Thursday, December 29, 2005

The Torn Letter

Witness "The Torn Letter", by Thomas Hardy.
I tore your letter into strips
No bigger than the airy feathers
That ducks preen out in changing weathers
Upon the shifting ripple-tips.

In darkness on my bed alone
I seemed to see you in a vision,
And hear you say: 'Why this derision,
Of one drawn to you, though unknown?'

Yes, eve's quick mood had run its course,
The night had cooled my hasty madness;
I suffered a regretful sadness
Which deepened into real remorse.

I thought what pensive patient days
A soul must know of grain so tender,
How much of good must grace the sender
Of such sweet words in such bright phrase.

Uprising then, as things unpriced
I sought each fragment, patched and mended;
The midnight whitened ere I had ended
And gathered words I had sacrificed.

But some, alas, of those I threw
Were past my search, destroyed for ever:
They were your name and place;
And never did I regain those clues to you.

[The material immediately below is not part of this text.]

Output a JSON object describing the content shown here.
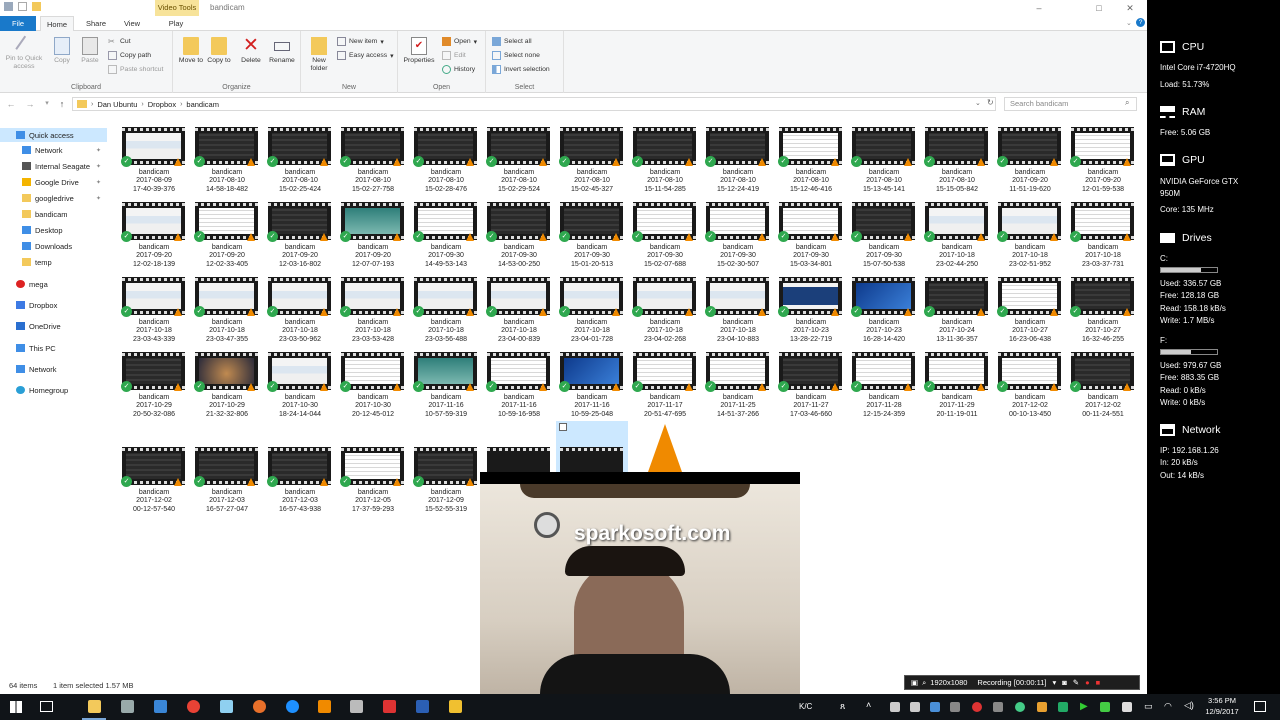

I learnt I had missed, by rash unheed,
My track; that, so the Will decided,
In life, death, we should be divided,
And at the sense I ached indeed.

That ache for you, born long ago, Throbs on;
I never could outgrow it.
What a revenge, did you but know it!
But that, thank God, you do not know.
This poem tells of a person who, upon receiving a mysterious epistle, initally offers tremendous resistance to unravel its contents lets he falls prey to an unmistakable power (a dangerously indeterminate perlocution in the Austinian sense) that the letter would wield over him. However, in an ironic twist, his physical destruction of the letter only serves to accentuate his anguish. For when he eventually succumbs to temptation and ravenously devours the remnants of the message, he realises that the return address; that vital umbilical cord through which the awe-inspired, fragile infant draws nourishment from a surreal nobility, is lost forever. Thus the ultimate tragedy- while seeking out initially to avoid being manipulated by a force so powerful yet so subtle and tender, he finds himself completely crushed by his longing instead. And he still musters enough vanity for self deception, thinking that his plight remains unknown to the perpetuator! How could this be, when by the very act of confession, he has already declared it unabashedly!
Notice the singular, intense power that our unnamed letter writer holds over the reader, monstrously twisting his ego and personality within a matter of lines. Is it the case that letter-writing has unwittingly manufactured phantoms of both writer and reader, the former who appeared in the latter's dream, and the latter whose existence is painfully obvious? Kafka was right about the "dislocation of souls" whenever letters are crafted. So was Derrida, typically astute in his observation of a letter's formidable performative ambivalence. Two ill-defined loci of consciousness negotiating with intentions cast in ink and stone. What insanity! All this should make one shudder and meditate upon the power of the written word- a blessing, curse, promise, threat or a silent kiss, all uttered in the physical absence of the recipient- the infinite gap of feedback, its latent abusive power to shape and mold, to trap an innocuous recipient into the creation of a duplicated, diminished self, simply for the invidious purpose of aligning with concocted intents and representations.